The Supreme Court, in a case over Indiana's voter ID law -- one of the nation's most stringent -- upheld the voter requirements 6-3. Justice John Paul Stevens, then the court's most liberal member, wrote the majority opinion: "The State has a valid interest in participating in a nationwide effort to improve and modernize election procedures that have been criticized as antiquated and inefficient."
Critics call photo voter ID a solution in search of a problem. What proof, they ask, demonstrates a problem with the integrity of voting? Popular political scientist Larry Sabato, author of the book on voter fraud called "Dirty Little Secrets," writes: "From voter fraud to election chicanery of all kinds, America teeters on the edge of scandal every November. The fact that so many people want to thwart legitimate and prudent efforts to improve ballot integrity has become a scandal in its own right."
How easy is it to commit voter fraud?
James O'Keefe, the conservative activist who caught ACORN workers on tape giving illegal advice, released video of a young bearded white man walking into the polling place of Attorney General Eric Holder on Election Day.
Young white man: Do you have an Eric Holder? (He gives an address.)
Poll worker: I do. (He repeats the address.) OK. Please sign your name there (pointing to the signature line in his huge book of precinct voter registrations).
Young white man: I actually forgot my ID.
Poll worker: You don't need it. It's all right.
Young white man: I left it in the car.
Poll worker: As long as you're in here (pointing to his voter registration book), you're on our list, and that's who you say you are, you're OK.
Young white man: I would feel more comfortable if I just had my ID. Is it all right if I go get it?

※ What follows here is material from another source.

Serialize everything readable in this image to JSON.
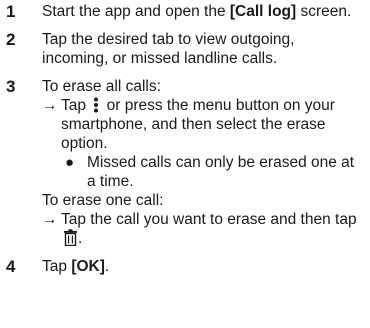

Poll worker: Sure, go back.
Young white man: I'll be back 'faster' than you can say 'furious.'
Poll worker: We're not going anywhere.
Young white man: All right, thank you. (He leaves, never actually taking Eric Holder's ballot.)
It was that easy.
Poor minority voters without government-issued ID, voter ID opponents effectively tell us, are simply too stupid to figure out how to get it. Indiana, for example, offers convenient ways of obtaining ID. If campaign workers can mount get-out-the-vote efforts, including picking up voters on Election Day and driving them to the voting precinct, why not put the same energy into helping Granny obtain ID?